‘We think that AI is something very new and innovative, but actually we have had applications like anti-malware for decades. They can analyse network traffic and use AI to identify patterns where things are going wrong,’ says Van Leusden.

However, the trend towards automation and AI does not mean that fewer security professionals are needed. It does mean that their roles are evolving, performing less repetitive tasks and focusing more on strategic problem solving, architecture and cross-departmental collaboration.

One global healthcare CIO told the CyberSN report that her team had recently merged the DevOps and security automation teams. The result was a leaner group, but one with more responsibility for both application delivery and secure operations.

3. Accountability as a goal: the legal side of security

Security hiring is also increasingly likely to focus on non-technical skills and profiles. For example, CyberSN data shows a 40 per cent explosion in cybersecurity and privacy lawyer vacancies between 2023 and 2024.

With increasing regulation and disclosure requirements, organisations cannot afford to treat legal support as an afterthought. Legal advice is and will become a regular part of incident handling, vendor contract reviews, and even system design discussions.

This shift is particularly evident in highly regulated sectors. The modern cyber team needs to understand risk from a legal, reputational and regulatory perspective, and legal professionals are essential to this mission. More than ever, organisations are living the wisdom, ‘The goal is no longer just to be secure. It’s to be accountable.’

4. Strong rise of Governance, Risk & Compliance

This builds on the above observation. For of all the cybersecurity categories surveyed, GRC (governance, risk and compliance) functions did grow the most in 2024. Increasingly, boards and regulators expect cybersecurity leaders to measure and report risk in terms of business impact. This requires professionals who can link security activities to corporate governance frameworks. Or how, in addition to security readiness, it is also about audit readiness.

Be it internal controls, SOC 2, HIPAA, NIS2, Cyber Resilience Act, GDPR or others, companies are under pressure to document, defend and demonstrate their cybersecurity and data protection maturity. People with different profiles are being recruited for such GRC positions: former risk managers, consultants and even compliance officers from the financial or healthcare sectors. Today’s GRC professionals are the ones who bridge this gap, translating controls and threats into terms that auditors, executives and investors can understand.

5. Concern for mental wellbeing and recognition of security professionals

While hiring trends provide a good insight, they do not tell the whole story. In the security world, for example, the increasing pressure on existing security teams is an issue. In many organisations, responsibilities are growing faster than the number of staff, and this is not without consequences.

Burnout among security professionals is a growing phenomenon. Turnover in security teams is often quite high. This is especially true of mid-career professionals, who often carry the heaviest load without the clearest growth paths.

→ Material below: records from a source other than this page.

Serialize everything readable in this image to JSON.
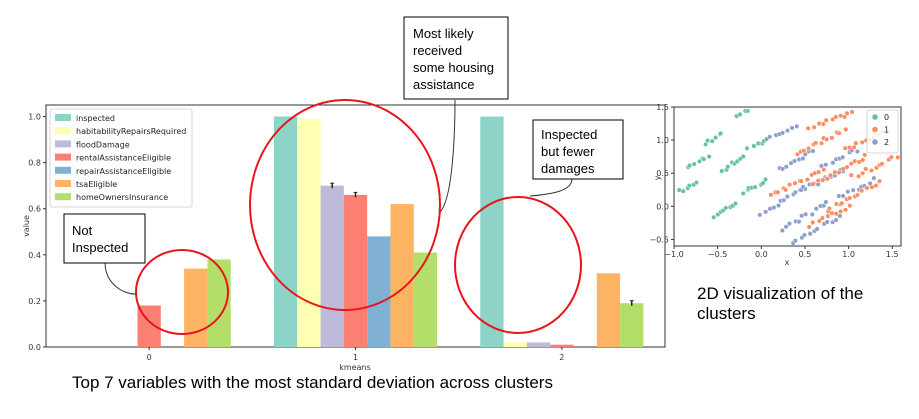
{
  "chart_data": [
    {
      "type": "bar",
      "xlabel": "kmeans",
      "ylabel": "value",
      "ylim": [
        0,
        1.05
      ],
      "yticks": [
        "0.0",
        "0.2",
        "0.4",
        "0.6",
        "0.8",
        "1.0"
      ],
      "categories": [
        "0",
        "1",
        "2"
      ],
      "legend_position": "top-left",
      "series": [
        {
          "name": "inspected",
          "color": "#8dd3c7",
          "values": [
            0.0,
            1.0,
            1.0
          ]
        },
        {
          "name": "habitabilityRepairsRequired",
          "color": "#ffffb3",
          "values": [
            0.0,
            0.99,
            0.02
          ]
        },
        {
          "name": "floodDamage",
          "color": "#bebada",
          "values": [
            0.0,
            0.7,
            0.02
          ]
        },
        {
          "name": "rentalAssistanceEligible",
          "color": "#fb8072",
          "values": [
            0.18,
            0.66,
            0.01
          ]
        },
        {
          "name": "repairAssistanceEligible",
          "color": "#80b1d3",
          "values": [
            0.0,
            0.48,
            0.0
          ]
        },
        {
          "name": "tsaEligible",
          "color": "#fdb462",
          "values": [
            0.34,
            0.62,
            0.32
          ]
        },
        {
          "name": "homeOwnersInsurance",
          "color": "#b3de69",
          "values": [
            0.38,
            0.41,
            0.19
          ]
        }
      ]
    },
    {
      "type": "scatter",
      "xlabel": "x",
      "ylabel": "y",
      "xlim": [
        -1.0,
        1.6
      ],
      "ylim": [
        -0.6,
        1.5
      ],
      "xticks": [
        "−1.0",
        "−0.5",
        "0.0",
        "0.5",
        "1.0",
        "1.5"
      ],
      "yticks": [
        "−0.5",
        "0.0",
        "0.5",
        "1.0",
        "1.5"
      ],
      "legend_position": "top-right",
      "series": [
        {
          "name": "0",
          "color": "#66c2a5"
        },
        {
          "name": "1",
          "color": "#fc8d62"
        },
        {
          "name": "2",
          "color": "#8da0cb"
        }
      ]
    }
  ],
  "annotations": {
    "not_inspected": "Not\nInspected",
    "most_likely": "Most likely\nreceived\nsome housing\nassistance",
    "inspected_fewer": "Inspected\nbut fewer\ndamages",
    "caption_main": "Top 7 variables with the most standard deviation across clusters",
    "caption_side": "2D visualization of the\nclusters"
  }
}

Often these profiles do not move to the competition, but simply leave the job and do something completely different professionally.

It is also often a question of recognition for security jobs. ‘If nothing happens, it means you have done a good job,’ argues CISO Fleur van Leusden. ‘But you don’t get many compliments for that, and hardly anyone says, ‘Well done, CISO, we haven’t had any attacks,’ she argues.

CISOs, van Leusden says, are often cast at board level as the company’s Debbie Downer (a fictional Saturday Night Live character who usually appears at social gatherings and interrupts the conversation with negative opinions and pronouncements). ‘You are generally seen as the person who says ‘no’ to a lot of things,’ she says.

6. Security is often not (yet) a career plan

Another important observation is that the world of cybersecurity vacancies is a growing but young environment. And often, especially in smaller organisations, the jobs fall between different departments: from IT to legal to HR.

In addition, despite the attention around cybersecurity, there is sometimes less interest or awareness about actually working in the field. Children may often want to be police officers when they grow up, but being cybersecurity professionals is not (yet) on their minds. ‘I don’t know many children and young people who grow up saying ‘I want to be a CISO when I grow up’. It’s not something people aspire to, they just get into the job,’ says Fleur van Leusden.

As a CISO, she does recommend taking the security career path. ‘If you want to be a CISO, do the grunt work first. Become a security officer or a security engineer, whatever. Or become an ethical hacker. Do those basic tasks first and you will eventually get there,’ van Leusden believes.

But it is also a matter of mindset. ‘Think about the situation where your colleagues go downstairs for a cup of coffee and see the security officer sitting there with his laptop, without a privacy screen or any other measure. What message does that send to them? As a security officer, you should always lead by example.’